His comments come after the United States passed a law, effective in six months time, which imposes sanctions on all international financial institutions that deal with Iran's central bank. Since the bank is Tehran's main clearinghouse for oil exports, this could discourage countries from buying Iran's main export. Britain has ordered all its financial institutions to stop doing business with their Iranian counterparts, including the central bank.
In retaliation, Tehran has threatened to block the Strait of Hormuz – the narrow channel at the mouth of the Gulf that is a key passageway for world oil supplies. On Monday, the Iranian navy tested two missiles in the Gulf, in an apparent attempt to underline the seriousness of its threat.

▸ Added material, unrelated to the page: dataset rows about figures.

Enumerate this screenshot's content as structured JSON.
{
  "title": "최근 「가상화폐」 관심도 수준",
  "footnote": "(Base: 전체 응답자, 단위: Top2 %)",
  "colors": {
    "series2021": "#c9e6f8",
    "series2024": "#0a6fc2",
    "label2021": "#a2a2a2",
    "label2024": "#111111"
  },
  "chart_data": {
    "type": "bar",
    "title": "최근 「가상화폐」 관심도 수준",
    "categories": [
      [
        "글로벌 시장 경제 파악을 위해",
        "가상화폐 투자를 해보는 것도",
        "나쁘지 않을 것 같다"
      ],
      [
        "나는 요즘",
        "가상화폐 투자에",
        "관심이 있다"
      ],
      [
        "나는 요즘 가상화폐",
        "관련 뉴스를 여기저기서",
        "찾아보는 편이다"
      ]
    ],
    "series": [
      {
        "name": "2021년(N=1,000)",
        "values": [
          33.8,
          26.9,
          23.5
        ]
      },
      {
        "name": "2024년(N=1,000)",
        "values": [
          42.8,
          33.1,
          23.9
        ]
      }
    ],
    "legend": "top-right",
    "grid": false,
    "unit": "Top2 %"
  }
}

The French foreign minister said yesterday that a financial asset and oil embargo had originally been proposed by President Nicolas Sarkozy last year. Now that the US Congress and President Barack Obama had passed "tough" sanctions into law, "we want the Europeans to show their determination by passing equivalent measures by 30 January," Mr Juppé said.
Tehran insists that its nuclear programme is peaceful and intended to meet a growing domestic demand for electricity. These assurances were rejected in November in the latest of a series of reports by the United Nation's nuclear watchdog, the International Atomic Energy Agency. The agency said that Iran had carried out tests which could only be related to the "development of a nuclear device". On the weekend, Tehran said it had produced its first nuclear fuel rods in a technological feat that few had thought it capable of.
The US security council has already approved four rounds of international sanctions against Iran but Russia and China have made it clear that they would block tougher action. The US, Britain and Canada – soon probably to be joined by the whole of the EU - have therefore announced sanctions of their own.
Tehran said last week that it might shut the Strait of Hormuz if the sanctions go ahead. On Monday, Iranian state television said that the country had no immediate plans to shut the channel but had carried out "mock" exercises. "No order has been given for the closure of the Strait of Hormuz. But we are prepared for various scenarios," the state television quoted
a senior official as saying. "We have successfully test-fired long-range shore-to-sea and surface-to-surface missiles, called Qader (Capable) and Nour (Light) today," Deputy Navy Commander Mahmoud Mousavi said.